ポスター作り

 ある日の放課後、俺はクラスの連中と出店のポスター作りに励んでいた。ここには俺を含めて、男子二人の女子二人。計四人体制での作業を執り行っていた。

 出店の命運をそれなりに握っているであろうポスター作りなだけに、クラスメイト数人からはクラス全体で内容も含めて決めた方が良いという意見も出たが、それだと取り纏めるのも大変だし、催し物として実施が決まったダンスの練習に支障が出たら困るという意見から、ポスターが完成したところでクラス全員で問題ないかを確認した上でGOサインを出そうという形で動きは固まった。

 

 ちなみに俺以外の三人は、クラスの人員でも美術部とか、漫画部とか。とにかく美術系に特化された人員になっていた。


 この人員は、多数決により決められたところが大きいが、当初俺達四人がポスター作製係を任命された際、俺が自分がこの面子の中に交じるのは場違いではないかと周囲に指摘した。


 周囲の意見はこうだった。


『あなたがほぼ指揮官なんだから、あなたが入らないでどうするの』


 正直、自己承認欲求が結構満たされて気持ち良かった。煩悩多き中身二六歳を許してくれ。

 そんなわけで、俺達はダンスの練習から一時外れて、一週間のポスター作成の命を受けていた。


 ポスターに書く内容は、このポスター作成係が任命された初日に大体固まっていた。というか、こういうポスターで書くことなんて相場が決まっていた。
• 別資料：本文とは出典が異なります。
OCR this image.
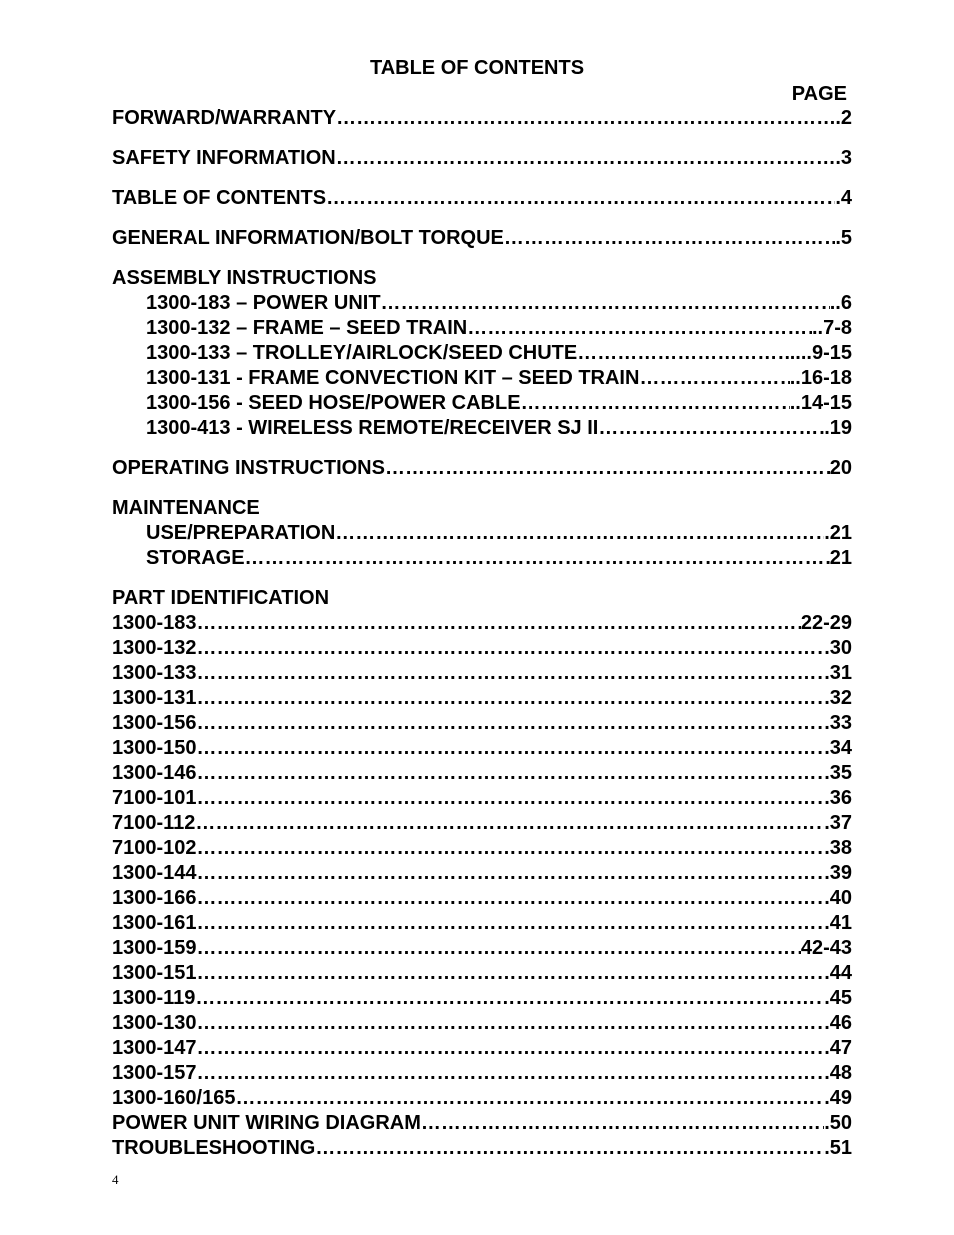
TABLE OF CONTENTS
PAGE
FORWARD/WARRANTY …………………………………………………………………………………………………………………………………………………………	.2
SAFETY INFORMATION …………………………………………………………………………………………………………………………………………………………	.3
TABLE OF CONTENTS …………………………………………………………………………………………………………………………………………………………	.4
GENERAL INFORMATION/BOLT TORQUE …………………………………………………………………………………………………………………………………………………………	.5
ASSEMBLY INSTRUCTIONS
1300-183 – POWER UNIT …………………………………………………………………………………………………………………………………………………………	..6
1300-132 – FRAME – SEED TRAIN …………………………………………………………………………………………………………………………………………………………	..7-8
1300-133 – TROLLEY/AIRLOCK/SEED CHUTE …………………………………………………………………………………………………………………………………………………………	....9-15
1300-131 - FRAME CONVECTION KIT – SEED TRAIN …………………………………………………………………………………………………………………………………………………………	..16-18
1300-156 - SEED HOSE/POWER CABLE …………………………………………………………………………………………………………………………………………………………	..14-15
1300-413 - WIRELESS REMOTE/RECEIVER SJ II …………………………………………………………………………………………………………………………………………………………	.19
OPERATING INSTRUCTIONS …………………………………………………………………………………………………………………………………………………………	20
MAINTENANCE
USE/PREPARATION …………………………………………………………………………………………………………………………………………………………	.21
STORAGE …………………………………………………………………………………………………………………………………………………………	21
PART IDENTIFICATION
1300-183 …………………………………………………………………………………………………………………………………………………………	22-29
1300-132 …………………………………………………………………………………………………………………………………………………………	.30
1300-133 …………………………………………………………………………………………………………………………………………………………	.31
1300-131 …………………………………………………………………………………………………………………………………………………………	.32
1300-156 …………………………………………………………………………………………………………………………………………………………	.33
1300-150 …………………………………………………………………………………………………………………………………………………………	.34
1300-146 …………………………………………………………………………………………………………………………………………………………	.35
7100-101 …………………………………………………………………………………………………………………………………………………………	.36
7100-112 …………………………………………………………………………………………………………………………………………………………	.37
7100-102 …………………………………………………………………………………………………………………………………………………………	.38
1300-144 …………………………………………………………………………………………………………………………………………………………	.39
1300-166 …………………………………………………………………………………………………………………………………………………………	.40
1300-161 …………………………………………………………………………………………………………………………………………………………	.41
1300-159 …………………………………………………………………………………………………………………………………………………………	42-43
1300-151 …………………………………………………………………………………………………………………………………………………………	.44
1300-119 …………………………………………………………………………………………………………………………………………………………	.45
1300-130 …………………………………………………………………………………………………………………………………………………………	.46
1300-147 …………………………………………………………………………………………………………………………………………………………	.47
1300-157 …………………………………………………………………………………………………………………………………………………………	.48
1300-160/165 …………………………………………………………………………………………………………………………………………………………	.49
POWER UNIT WIRING DIAGRAM …………………………………………………………………………………………………………………………………………………………	.50
TROUBLESHOOTING …………………………………………………………………………………………………………………………………………………………	.51
4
 ポスターに書くことは、商品名と価格、あとはセールスポイントとしていた。


 そうしておおまかな内容を決めた翌日、早速俺達はポスターの草案作成に取り掛かった。結構な急ピッチで作業を進めている不安が、面子から度々感じられたが、今週一杯で形を定めてクラスに見せて、数十枚ポスターを印刷すると考えれば、時間は結構限られていた。


「書く前に一つ。ポスターの草案は三つ用意しよう」


 ほぼ監督役の俺は、急ピッチでの作業をなんとかこなすために、そんな提案を持ちかけた。


「どうして?」


「仮に一つだけ案をもっていくとして、もしそれが駄目だと言われたら大変だから。だって、駄目だしされてからの作り直し、検討し直しになるんだよ? 時間が勿体ない。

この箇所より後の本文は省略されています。